In Naam van Oranje
Dat vraag ik u af. Of je ook van die gesprekken hebt die nergens over gaan maar in moordend tempo van het ene naar het andere onderwerp springen.
Samen met een maat, op een terrasje in de zon. Nagenietend van de voetbalwedstrijd van de vorige dag, de hoogtepunten van Oranje op een schermpje van de telefoon. Nippend aan ijskoude Radlers, een biertje dat bedacht is voor wielrenners, maar voetballiefhebbers mogen zich er ook aan laven.
„Las, denk om dat glas!”, gilt een vrouw een paar tafeltjes verderop tegen haar zoontje.
„Dat rijmt”, zeg ik, „Las en glas. Waar zou Las de afkorting van zijn?”
„Geen idee. Waarschijnlijk Lazarus”, zegt de vriend, die nog de avond tevoren in gedachten heeft.

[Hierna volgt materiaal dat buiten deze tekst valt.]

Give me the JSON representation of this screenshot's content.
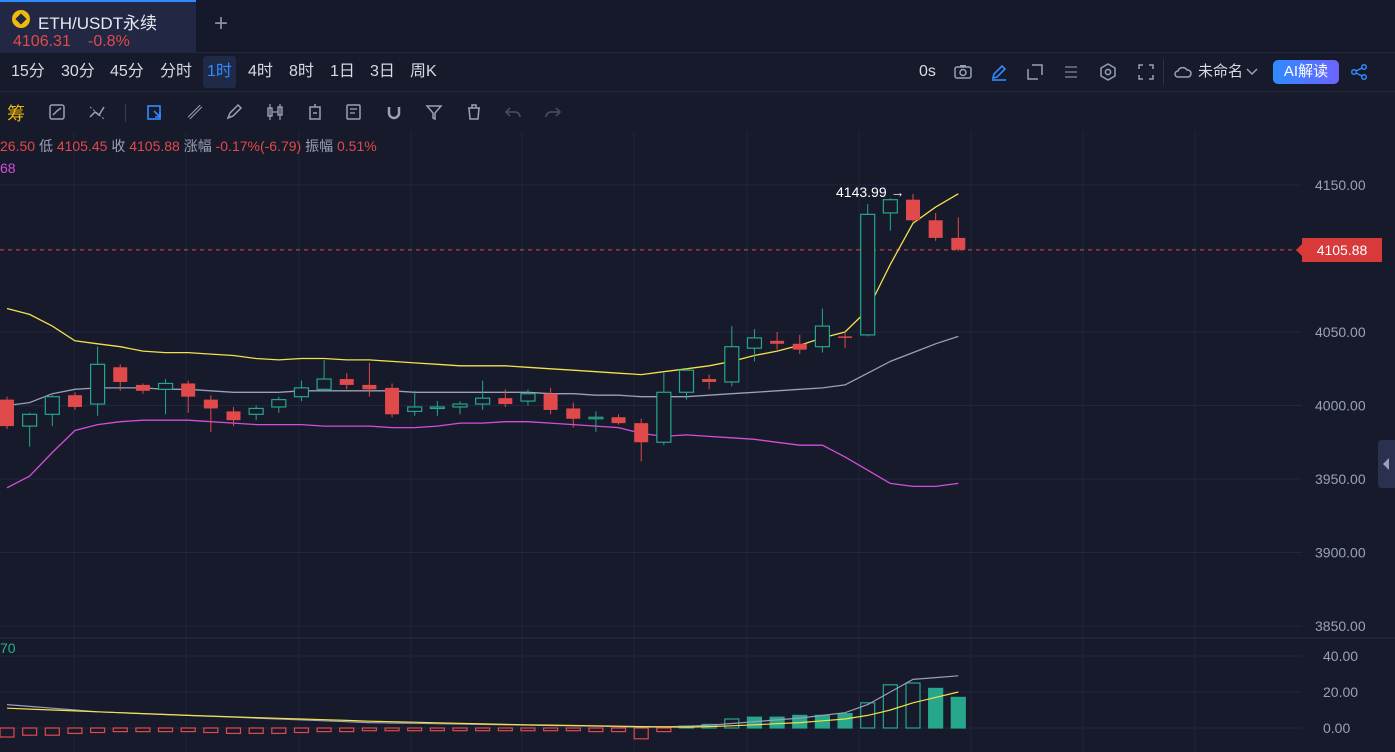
{
  "tab": {
    "symbol": "ETH/USDT永续",
    "price": "4106.31",
    "change": "-0.8%",
    "add_label": "+"
  },
  "intervals": [
    "15分",
    "30分",
    "45分",
    "分时",
    "1时",
    "4时",
    "8时",
    "1日",
    "3日",
    "周K"
  ],
  "active_interval": "1时",
  "toolbar": {
    "countdown": "0s",
    "layout_name": "未命名",
    "ai_label": "AI解读"
  },
  "drawing_tools": {
    "chip_label": "筹"
  },
  "ohlc": {
    "high_partial": "26.50",
    "low_label": "低",
    "low": "4105.45",
    "close_label": "收",
    "close": "4105.88",
    "change_label": "涨幅",
    "change": "-0.17%(-6.79)",
    "amp_label": "振幅",
    "amp": "0.51%"
  },
  "ma_readout": "68",
  "volume_readout": "70",
  "price_tag": "4105.88",
  "peak_label": "4143.99",
  "peak_arrow": "→",
  "colors": {
    "up": "#26a68a",
    "down": "#e04a4a",
    "ma_yellow": "#f5e04a",
    "ma_gray": "#9aa0b6",
    "ma_pink": "#d44fd8",
    "accent": "#2f8cff"
  },
  "chart_data": {
    "type": "candlestick",
    "price_axis": {
      "ticks": [
        4150,
        4100,
        4050,
        4000,
        3950,
        3900,
        3850
      ],
      "labels": [
        "4150.00",
        "4050.00",
        "4000.00",
        "3950.00",
        "3900.00",
        "3850.00"
      ],
      "range": [
        3835,
        4170
      ]
    },
    "volume_axis": {
      "labels": [
        "40.00",
        "20.00",
        "0.00"
      ],
      "range": [
        -5,
        45
      ]
    },
    "candles": [
      [
        4004,
        4006,
        3984,
        3986
      ],
      [
        3986,
        3995,
        3972,
        3994
      ],
      [
        3994,
        4007,
        3986,
        4006
      ],
      [
        4007,
        4009,
        3997,
        3999
      ],
      [
        4001,
        4040,
        3993,
        4028
      ],
      [
        4026,
        4028,
        4010,
        4016
      ],
      [
        4014,
        4015,
        4008,
        4010
      ],
      [
        4011,
        4018,
        3994,
        4015
      ],
      [
        4015,
        4017,
        3995,
        4006
      ],
      [
        4004,
        4007,
        3982,
        3998
      ],
      [
        3996,
        3999,
        3986,
        3990
      ],
      [
        3994,
        4000,
        3990,
        3998
      ],
      [
        3999,
        4006,
        3995,
        4004
      ],
      [
        4006,
        4017,
        4003,
        4012
      ],
      [
        4011,
        4031,
        4010,
        4018
      ],
      [
        4018,
        4022,
        4011,
        4014
      ],
      [
        4014,
        4029,
        4006,
        4011
      ],
      [
        4012,
        4015,
        3992,
        3994
      ],
      [
        3996,
        4010,
        3993,
        3999
      ],
      [
        3998,
        4003,
        3993,
        3999
      ],
      [
        3999,
        4003,
        3994,
        4001
      ],
      [
        4001,
        4017,
        3997,
        4005
      ],
      [
        4005,
        4011,
        3999,
        4001
      ],
      [
        4003,
        4011,
        4000,
        4008
      ],
      [
        4008,
        4012,
        3994,
        3997
      ],
      [
        3998,
        4002,
        3985,
        3991
      ],
      [
        3992,
        3996,
        3982,
        3992
      ],
      [
        3992,
        3994,
        3987,
        3988
      ],
      [
        3988,
        3991,
        3962,
        3975
      ],
      [
        3975,
        4022,
        3973,
        4009
      ],
      [
        4009,
        4025,
        4004,
        4024
      ],
      [
        4018,
        4021,
        4011,
        4016
      ],
      [
        4016,
        4054,
        4013,
        4040
      ],
      [
        4039,
        4052,
        4030,
        4046
      ],
      [
        4044,
        4050,
        4038,
        4042
      ],
      [
        4042,
        4048,
        4035,
        4038
      ],
      [
        4040,
        4066,
        4036,
        4054
      ],
      [
        4047,
        4050,
        4039,
        4046
      ],
      [
        4048,
        4137,
        4047,
        4130
      ],
      [
        4131,
        4141,
        4119,
        4140
      ],
      [
        4140,
        4144,
        4125,
        4126
      ],
      [
        4126,
        4131,
        4112,
        4114
      ],
      [
        4114,
        4128,
        4105,
        4106
      ]
    ],
    "ma_yellow": [
      4066,
      4062,
      4054,
      4044,
      4042,
      4040,
      4037,
      4036,
      4036,
      4035,
      4034,
      4032,
      4031,
      4032,
      4032,
      4031,
      4031,
      4030,
      4029,
      4028,
      4027,
      4027,
      4027,
      4026,
      4025,
      4024,
      4023,
      4022,
      4021,
      4023,
      4025,
      4027,
      4030,
      4034,
      4037,
      4041,
      4046,
      4050,
      4065,
      4096,
      4124,
      4135,
      4144
    ],
    "ma_gray": [
      4000,
      4002,
      4008,
      4011,
      4012,
      4012,
      4012,
      4011,
      4011,
      4010,
      4009,
      4009,
      4009,
      4010,
      4010,
      4010,
      4010,
      4010,
      4009,
      4009,
      4009,
      4009,
      4009,
      4009,
      4008,
      4008,
      4007,
      4007,
      4006,
      4006,
      4006,
      4007,
      4008,
      4009,
      4010,
      4011,
      4012,
      4014,
      4022,
      4030,
      4036,
      4042,
      4047
    ],
    "ma_pink": [
      3944,
      3952,
      3968,
      3983,
      3987,
      3989,
      3990,
      3990,
      3990,
      3989,
      3988,
      3987,
      3987,
      3987,
      3986,
      3986,
      3986,
      3985,
      3985,
      3986,
      3988,
      3988,
      3989,
      3989,
      3988,
      3987,
      3986,
      3985,
      3981,
      3979,
      3980,
      3979,
      3978,
      3977,
      3975,
      3973,
      3973,
      3965,
      3956,
      3947,
      3945,
      3945,
      3947
    ],
    "volume": [
      -5,
      -4,
      -4,
      -3,
      -2.5,
      -2,
      -2,
      -2,
      -2,
      -2.5,
      -3,
      -3,
      -3,
      -2.5,
      -2,
      -2,
      -1.5,
      -1.5,
      -1.5,
      -1.5,
      -1.5,
      -1.5,
      -1.5,
      -1.5,
      -1.5,
      -1.5,
      -2,
      -2,
      -6,
      -2,
      1,
      2,
      5,
      6,
      6,
      7,
      7,
      8,
      14,
      24,
      25,
      22,
      17
    ],
    "vol_line_gray": [
      13,
      12,
      11,
      10,
      9,
      8.5,
      8,
      7.5,
      7,
      6.5,
      6,
      5.5,
      5,
      4.5,
      4,
      3.5,
      3,
      2.8,
      2.6,
      2.4,
      2.2,
      2,
      1.8,
      1.6,
      1.4,
      1.2,
      1,
      0.8,
      0.5,
      0.6,
      1,
      1.5,
      2.5,
      3.5,
      4.5,
      5.5,
      7,
      8.5,
      13,
      20,
      27,
      28,
      29
    ],
    "vol_line_yellow": [
      11,
      10.5,
      10,
      9.5,
      9,
      8.5,
      8,
      7.5,
      7,
      6.6,
      6.2,
      5.8,
      5.4,
      5,
      4.6,
      4.2,
      3.8,
      3.5,
      3.2,
      2.9,
      2.6,
      2.3,
      2,
      1.8,
      1.6,
      1.4,
      1.2,
      1,
      0.8,
      0.6,
      0.5,
      0.8,
      1.2,
      1.8,
      2.4,
      3,
      4,
      5,
      7,
      10,
      14,
      17,
      20
    ]
  }
}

„Lasso! Ik zei nog zo dat je moest uitkijken!”, klinkt het nu, nadat het glas toch aan diggelen ging.
Naam van vogelvoer
„Lasso?”, zegt de maat „Wat is dat nou weer voor naam? Het wordt steeds gekker met die namen tegenwoordig. Vroeger heette je gewoon Jan of Kees. Of Harry, Piet, Willem, weet ik veel. Doodnormale namen. Maar nu dit, Lasso! Laatst hoorde ik dat iemand zijn zoontje Kastanje had genoemd. En bij ons in de straat is net een meisje geboren met de naam Quinoa. Da’s vogelvoer! Die namen van aaibare vogeltjes snap ik nog, maar je noemt ze toch niet naar vogelzaad? Straks krijgen we nog jongens met namen als Bonzo of Pedigree.”
„Nou dat is niet helemaal zo”, zeg ik. „Misschien heel vroeger heetten veel mensen Klaas, Annechien of Geertruida, maar ik had in een en dezelfde klas al twee Jeroens, twee Jaspers en drie jongens die Martijn heetten.”

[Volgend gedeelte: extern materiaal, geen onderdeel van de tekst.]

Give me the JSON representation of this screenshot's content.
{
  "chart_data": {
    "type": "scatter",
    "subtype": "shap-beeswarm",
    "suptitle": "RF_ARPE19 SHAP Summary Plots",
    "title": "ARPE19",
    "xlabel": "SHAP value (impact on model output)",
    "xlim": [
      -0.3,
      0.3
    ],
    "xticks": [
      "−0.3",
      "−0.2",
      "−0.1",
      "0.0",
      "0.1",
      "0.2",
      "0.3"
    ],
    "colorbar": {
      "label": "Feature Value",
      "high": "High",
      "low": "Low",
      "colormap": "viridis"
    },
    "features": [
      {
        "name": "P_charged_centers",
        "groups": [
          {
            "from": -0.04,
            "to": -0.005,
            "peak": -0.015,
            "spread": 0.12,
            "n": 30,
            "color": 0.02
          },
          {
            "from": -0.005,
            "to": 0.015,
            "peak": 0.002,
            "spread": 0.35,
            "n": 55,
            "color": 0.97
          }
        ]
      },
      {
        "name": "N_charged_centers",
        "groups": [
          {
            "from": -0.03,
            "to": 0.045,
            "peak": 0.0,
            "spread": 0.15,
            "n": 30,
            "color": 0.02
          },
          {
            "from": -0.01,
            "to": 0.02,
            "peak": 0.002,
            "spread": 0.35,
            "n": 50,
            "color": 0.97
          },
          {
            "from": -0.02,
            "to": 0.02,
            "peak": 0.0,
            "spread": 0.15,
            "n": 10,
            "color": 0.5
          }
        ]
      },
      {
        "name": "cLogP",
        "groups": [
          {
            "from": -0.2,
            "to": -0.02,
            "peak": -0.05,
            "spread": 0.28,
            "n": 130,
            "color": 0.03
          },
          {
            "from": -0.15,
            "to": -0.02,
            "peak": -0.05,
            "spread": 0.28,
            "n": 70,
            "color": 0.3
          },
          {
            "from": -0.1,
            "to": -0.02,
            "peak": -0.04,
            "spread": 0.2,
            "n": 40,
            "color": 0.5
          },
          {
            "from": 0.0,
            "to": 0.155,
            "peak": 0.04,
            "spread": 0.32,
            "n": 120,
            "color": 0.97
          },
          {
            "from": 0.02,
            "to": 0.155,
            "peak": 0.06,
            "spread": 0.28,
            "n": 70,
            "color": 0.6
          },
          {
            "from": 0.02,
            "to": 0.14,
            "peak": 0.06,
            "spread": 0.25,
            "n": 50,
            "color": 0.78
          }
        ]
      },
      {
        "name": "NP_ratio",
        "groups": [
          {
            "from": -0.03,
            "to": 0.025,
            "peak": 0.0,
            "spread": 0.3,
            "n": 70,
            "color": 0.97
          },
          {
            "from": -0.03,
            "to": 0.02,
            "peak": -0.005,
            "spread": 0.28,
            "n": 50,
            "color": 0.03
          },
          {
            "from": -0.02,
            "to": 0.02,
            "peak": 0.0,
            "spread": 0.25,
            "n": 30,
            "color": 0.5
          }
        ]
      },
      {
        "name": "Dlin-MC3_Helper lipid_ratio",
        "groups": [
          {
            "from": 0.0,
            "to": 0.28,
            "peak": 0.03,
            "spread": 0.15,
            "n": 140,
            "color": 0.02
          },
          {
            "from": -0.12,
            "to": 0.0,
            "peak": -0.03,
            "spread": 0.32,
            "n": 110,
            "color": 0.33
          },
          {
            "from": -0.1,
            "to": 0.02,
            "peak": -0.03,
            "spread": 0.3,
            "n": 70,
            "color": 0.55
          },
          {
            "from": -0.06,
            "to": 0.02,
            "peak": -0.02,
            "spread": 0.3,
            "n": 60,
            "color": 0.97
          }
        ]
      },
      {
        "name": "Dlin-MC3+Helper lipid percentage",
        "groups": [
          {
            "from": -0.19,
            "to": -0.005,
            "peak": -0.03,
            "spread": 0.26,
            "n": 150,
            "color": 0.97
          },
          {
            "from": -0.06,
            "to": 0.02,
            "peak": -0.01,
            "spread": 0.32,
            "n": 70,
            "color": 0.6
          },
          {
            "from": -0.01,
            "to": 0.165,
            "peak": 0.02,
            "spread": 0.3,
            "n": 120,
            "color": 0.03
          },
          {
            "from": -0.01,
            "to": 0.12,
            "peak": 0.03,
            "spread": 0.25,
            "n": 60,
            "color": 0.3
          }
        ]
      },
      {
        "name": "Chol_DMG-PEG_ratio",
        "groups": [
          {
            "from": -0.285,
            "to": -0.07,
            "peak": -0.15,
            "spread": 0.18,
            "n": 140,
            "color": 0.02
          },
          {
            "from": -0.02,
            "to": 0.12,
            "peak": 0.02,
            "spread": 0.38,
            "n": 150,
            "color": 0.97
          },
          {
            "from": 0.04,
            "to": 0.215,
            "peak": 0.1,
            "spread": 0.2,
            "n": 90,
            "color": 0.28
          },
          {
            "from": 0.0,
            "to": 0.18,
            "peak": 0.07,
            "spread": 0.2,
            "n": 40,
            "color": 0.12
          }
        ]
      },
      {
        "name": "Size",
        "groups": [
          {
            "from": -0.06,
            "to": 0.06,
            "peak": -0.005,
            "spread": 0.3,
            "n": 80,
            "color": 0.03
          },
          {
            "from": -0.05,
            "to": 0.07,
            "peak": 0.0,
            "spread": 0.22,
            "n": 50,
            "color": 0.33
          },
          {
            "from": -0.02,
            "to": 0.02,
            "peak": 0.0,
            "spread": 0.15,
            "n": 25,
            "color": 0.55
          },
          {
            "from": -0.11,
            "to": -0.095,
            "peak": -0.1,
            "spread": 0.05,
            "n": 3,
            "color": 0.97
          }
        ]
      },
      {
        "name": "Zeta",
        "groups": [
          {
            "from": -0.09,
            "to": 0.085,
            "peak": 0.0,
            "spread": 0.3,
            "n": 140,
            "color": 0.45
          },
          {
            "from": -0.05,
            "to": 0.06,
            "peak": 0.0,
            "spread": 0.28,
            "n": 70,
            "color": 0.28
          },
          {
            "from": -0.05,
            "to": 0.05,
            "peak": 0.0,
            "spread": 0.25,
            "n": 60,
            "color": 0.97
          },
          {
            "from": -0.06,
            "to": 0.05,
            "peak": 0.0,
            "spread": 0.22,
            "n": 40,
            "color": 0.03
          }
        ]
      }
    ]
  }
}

„Tja, dat heb je als je in de buurt van Krabbé gaat wonen. Maar ik bedoel dat het elke generatie steeds bijzonderder wordt. Eerst die hype met flowerpower-namen als Rozemarijn, Fleur, Madelief of Jasmijn. Daarna was het modern om koters namen van diersoorten te geven. Meisjes als Merel, Mees of Vlinder. Of Maja, da’s dan wel geen diersoort, maar toch een bijennaam. En jongens met stoere namen als Bikkel, Spike en zo. Of Splinter en anders Jake”.
Mooie namen erbij
„Nou ja, wat maakt het uit? What’s in a name? Je kunt, nu er zoveel culturen samensmelten in dit stukkie van de wereld ook er weer hele mooie namen bij krijgen. Ik vind het wel leuk eigenlijk. Maar je moet oppassen dat je je kind niet opzadelt met een naam die pesten uitlokt.”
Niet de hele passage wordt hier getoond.